The one question type on this page where you divide When a question gives you a target partial pressure and asks for a depth, reverse the method. Instead of multiplying the percentage by the pressure to find PPO2, divide the target PPO2 by the gas percentage to find the required pressure — then convert that pressure to a depth.
Worked example — at what depth does air reach the 1.6 ata CNS oxygen toxicity limit? The maximum partial pressure of oxygen a diver should be exposed to is 1.6 ata, beyond which there is a serious risk of CNS oxygen toxicity. At what depth would a diver breathing air reach this limit?
  1. Target gas: oxygen in air → write down 0.21
  2. Target PPO2 is given → divide: 1.6 ÷ 0.21 = 7.619 ata — this is the total pressure at which the limit is reached
  3. Convert pressure to depth: 7.619 ata in salt water → subtract 1 (surface atmosphere), multiply remainder by 10 → (7.619 − 1) × 10 = approximately 66m
Answer: approximately 66m — the theoretical depth at which breathing air reaches the CNS oxygen toxicity limit.

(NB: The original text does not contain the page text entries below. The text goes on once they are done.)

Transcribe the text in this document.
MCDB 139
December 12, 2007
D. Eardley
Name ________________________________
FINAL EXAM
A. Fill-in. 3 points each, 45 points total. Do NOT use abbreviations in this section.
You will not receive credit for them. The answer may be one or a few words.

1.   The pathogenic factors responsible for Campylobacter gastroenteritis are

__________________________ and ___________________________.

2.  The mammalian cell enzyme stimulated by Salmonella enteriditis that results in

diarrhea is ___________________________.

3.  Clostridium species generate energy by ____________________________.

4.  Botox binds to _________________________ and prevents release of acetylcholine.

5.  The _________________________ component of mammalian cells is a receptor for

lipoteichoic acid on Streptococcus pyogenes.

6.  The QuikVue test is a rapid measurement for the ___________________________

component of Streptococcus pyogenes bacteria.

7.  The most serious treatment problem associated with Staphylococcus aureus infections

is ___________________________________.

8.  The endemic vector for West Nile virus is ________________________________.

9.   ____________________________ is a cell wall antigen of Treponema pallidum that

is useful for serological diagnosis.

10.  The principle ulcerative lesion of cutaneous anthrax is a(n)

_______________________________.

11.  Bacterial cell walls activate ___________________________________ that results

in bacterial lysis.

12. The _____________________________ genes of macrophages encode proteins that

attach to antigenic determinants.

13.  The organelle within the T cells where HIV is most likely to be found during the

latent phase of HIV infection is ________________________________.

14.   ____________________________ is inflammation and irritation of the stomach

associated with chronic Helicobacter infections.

In practice, air diving is limited by nitrogen narcosis and other factors long before this depth.

The same reverse method applies regardless of the blend or the target PPO2. Here is a second application using enriched air.

Worked example — at what depth does EANx 33 have the same effect as breathing pure oxygen at the surface? Pure oxygen at the surface has a partial pressure of 1.0 ata. At what depth would a diver breathing EANx 33 experience the same effect as breathing pure oxygen at the surface?
  1. Target gas: oxygen in EANx 33 → write down 0.33
  2. Target PPO2: pure oxygen at the surface = 1.0 ata → divide: 1.0 ÷ 0.33 = 3.03 ata
  3. Convert pressure to depth: 3.03 ata → (3.03 − 1) × 10 = approximately 20m
Answer: approximately 20m — at this depth, the partial pressure of oxygen in EANx 33 equals 1.0 ata, the same as breathing pure oxygen at the surface.
Spotting the reverse question The trigger is that the question gives you an effect or a target and asks for a depth — rather than giving a depth and asking for a PPO2. The word "approximately" in the question stem is also a reliable signal: because the division rarely produces a round number, PADI always uses approximate answer options for this question type. When you see "approximately" alongside a depth question, expect to divide.